僕の声をそのまま真似できる人はボイトレ的にも表現的にもある程度上級者な状態なわけですが、何とか僕の声のニュアンスを掴もうと真似をしていると、僕の声とは全然違う方向でカッコいい声が出てきます。

僕の声を真似しようとする中で、自分なりの気持ちと声のリンクが起こるわけです。

この声が出た時に、

「今の声、気持ちよくないですか?」

と聞くと、多くの場合は「はい!」と返ってきます。

「これが歌を歌うという感覚なんですよ」と伝えます。

歌を歌うことって、ミックスボイスを出すことだったり、ビブラートや何らかの歌のテクニックを駆使したりすること自体にはなくて、自分の心を震わせてそれを声としてアウトプットするということの中に歌があるんです。

ただ歌を歌う練習を繰り返すだけではこれが見つかりにくい人が多いのです。それで、この一つ一つ出すというレッスンを行っている訳です。

⑧ まとめ/気持ちと声を繋ぐ回路づくり

よく歌に感情を込めようとして、眉間にシワを寄せて「あーーー」とやる人がいますが、それで感動的な歌になることはほとんどありません。

歌も音楽なので、気持ちを音に変換しなくてはいけないのです。

もし私が小説家なら思いを言葉やストーリーに変換しないといけませんし、絵描きなら、色や形に変換しなくてはいけません。

私は、自分の思いを色や形に変換するよりは音、特に声に変換することが得意です。

つまり、自分の中の感情を音としてイメージできる回路が出来上がっているということなのです。

昔、「ねずっち」という何でも直ぐに大喜利に変換してしまう芸人さんがいましたが、あの方は物事をすぐに何がしかの共通点のある言葉とリンクさせて大喜利に変換する回路が出来ている訳です。

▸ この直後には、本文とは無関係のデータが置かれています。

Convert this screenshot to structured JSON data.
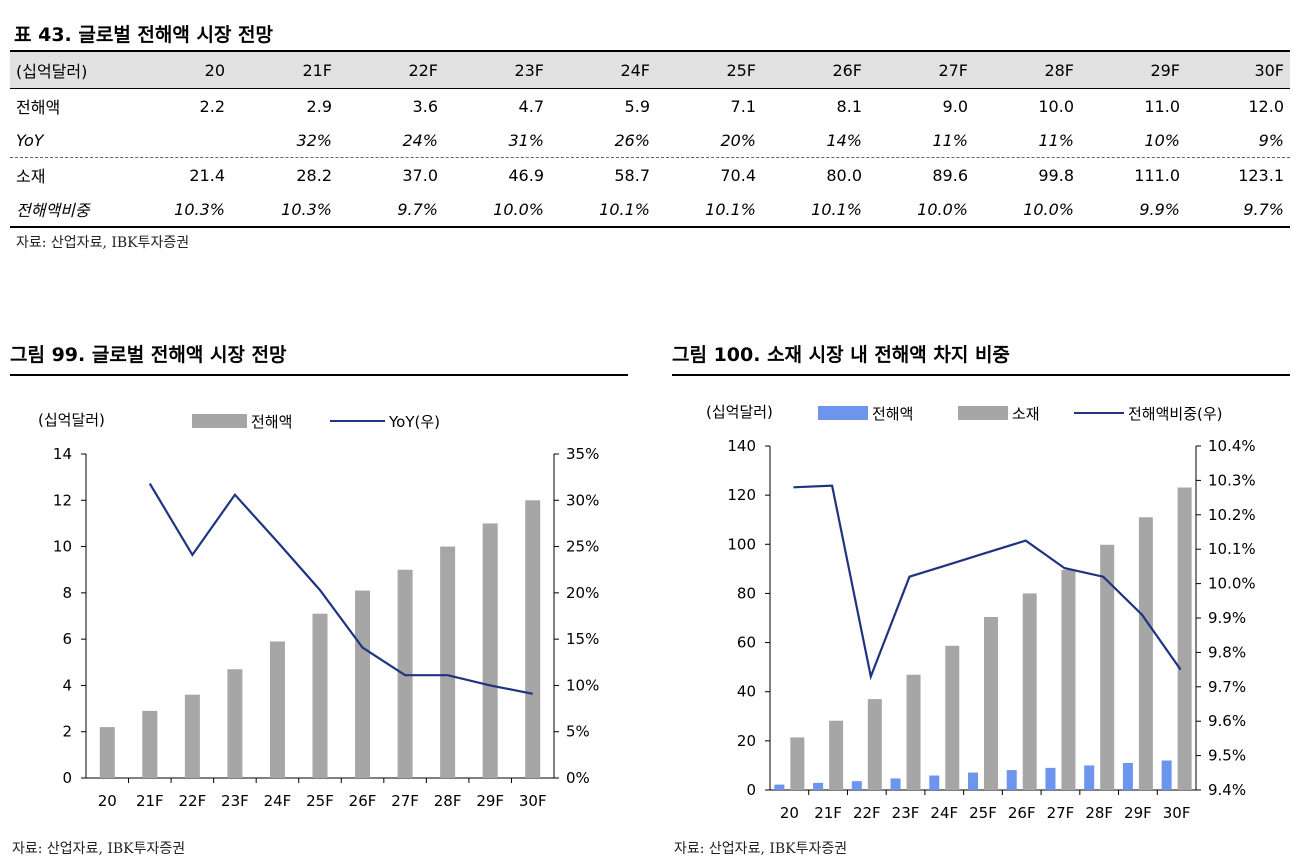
{
  "table": {
    "title": "표 43. 글로벌 전해액 시장 전망",
    "unit_label": "(십억달러)",
    "columns": [
      "20",
      "21F",
      "22F",
      "23F",
      "24F",
      "25F",
      "26F",
      "27F",
      "28F",
      "29F",
      "30F"
    ],
    "rows": [
      {
        "label": "전해액",
        "values": [
          "2.2",
          "2.9",
          "3.6",
          "4.7",
          "5.9",
          "7.1",
          "8.1",
          "9.0",
          "10.0",
          "11.0",
          "12.0"
        ]
      },
      {
        "label": "YoY",
        "values": [
          "",
          "32%",
          "24%",
          "31%",
          "26%",
          "20%",
          "14%",
          "11%",
          "11%",
          "10%",
          "9%"
        ]
      },
      {
        "label": "소재",
        "values": [
          "21.4",
          "28.2",
          "37.0",
          "46.9",
          "58.7",
          "70.4",
          "80.0",
          "89.6",
          "99.8",
          "111.0",
          "123.1"
        ]
      },
      {
        "label": "전해액비중",
        "values": [
          "10.3%",
          "10.3%",
          "9.7%",
          "10.0%",
          "10.1%",
          "10.1%",
          "10.1%",
          "10.0%",
          "10.0%",
          "9.9%",
          "9.7%"
        ]
      }
    ],
    "source": "자료: 산업자료, IBK투자증권"
  },
  "chart_data": [
    {
      "type": "bar",
      "title": "그림 99. 글로벌 전해액 시장 전망",
      "unit_label": "(십억달러)",
      "categories": [
        "20",
        "21F",
        "22F",
        "23F",
        "24F",
        "25F",
        "26F",
        "27F",
        "28F",
        "29F",
        "30F"
      ],
      "series": [
        {
          "name": "전해액",
          "type": "bar",
          "axis": "left",
          "color": "#a6a6a6",
          "values": [
            2.2,
            2.9,
            3.6,
            4.7,
            5.9,
            7.1,
            8.1,
            9.0,
            10.0,
            11.0,
            12.0
          ]
        },
        {
          "name": "YoY(우)",
          "type": "line",
          "axis": "right",
          "color": "#1f3480",
          "values": [
            null,
            31.8,
            24.1,
            30.6,
            25.5,
            20.3,
            14.1,
            11.1,
            11.1,
            10.0,
            9.1
          ]
        }
      ],
      "ylim": [
        0,
        14
      ],
      "yticks": [
        "0",
        "2",
        "4",
        "6",
        "8",
        "10",
        "12",
        "14"
      ],
      "y2lim": [
        0,
        35
      ],
      "y2ticks": [
        "0%",
        "5%",
        "10%",
        "15%",
        "20%",
        "25%",
        "30%",
        "35%"
      ],
      "legend": "top",
      "grid": false,
      "source": "자료: 산업자료, IBK투자증권"
    },
    {
      "type": "bar",
      "title": "그림 100. 소재 시장 내 전해액 차지 비중",
      "unit_label": "(십억달러)",
      "categories": [
        "20",
        "21F",
        "22F",
        "23F",
        "24F",
        "25F",
        "26F",
        "27F",
        "28F",
        "29F",
        "30F"
      ],
      "series": [
        {
          "name": "전해액",
          "type": "bar",
          "axis": "left",
          "color": "#6d95ee",
          "values": [
            2.2,
            2.9,
            3.6,
            4.7,
            5.9,
            7.1,
            8.1,
            9.0,
            10.0,
            11.0,
            12.0
          ]
        },
        {
          "name": "소재",
          "type": "bar",
          "axis": "left",
          "color": "#a6a6a6",
          "values": [
            21.4,
            28.2,
            37.0,
            46.9,
            58.7,
            70.4,
            80.0,
            89.6,
            99.8,
            111.0,
            123.1
          ]
        },
        {
          "name": "전해액비중(우)",
          "type": "line",
          "axis": "right",
          "color": "#1f3480",
          "values": [
            10.28,
            10.285,
            9.73,
            10.02,
            10.055,
            10.09,
            10.125,
            10.045,
            10.02,
            9.91,
            9.75
          ]
        }
      ],
      "ylim": [
        0,
        140
      ],
      "yticks": [
        "0",
        "20",
        "40",
        "60",
        "80",
        "100",
        "120",
        "140"
      ],
      "y2lim": [
        9.4,
        10.4
      ],
      "y2ticks": [
        "9.4%",
        "9.5%",
        "9.6%",
        "9.7%",
        "9.8%",
        "9.9%",
        "10.0%",
        "10.1%",
        "10.2%",
        "10.3%",
        "10.4%"
      ],
      "legend": "top",
      "grid": false,
      "source": "자료: 산업자료, IBK투자증권"
    }
  ]
}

この回路を作ることが、歌が上手くなる、歌で人の心を動かす唯一の方法なのです。

そしてこの回路を作る方法として僕が推奨しているのがこの「一つ一つ出す」という練習法なのです。

まとめ②/捉えにくいことの中に本質がある

本来は自分がカッコいいなと思った歌をいっぱい歌ってゆく中で自然とその回路が出来ることが自然で、プロの方はほとんど皆そうやって回路を作り上げていると思うのですが、特に最近は、気持ちを無視して声だけで高い声だとかウィスパーボイスだとか身に付けようとしてしまっている分、余計に遠回りになっているように感じます。

音楽に限らず、社会的な評価や数字、エビデンスなどにばかり意識が行ってしまう傾向があると僕は感じます。もちろんそれらが悪いわけではなくて一つの判断材料にはなるものだと思います。ですが、そこに感動はありません。そこに本質はありません。なので、数字や科学的に証明されたものばかりを求めていると音楽や人生のとても大切なものからどんどんと離れていってしまうのではないかと僕は考えています。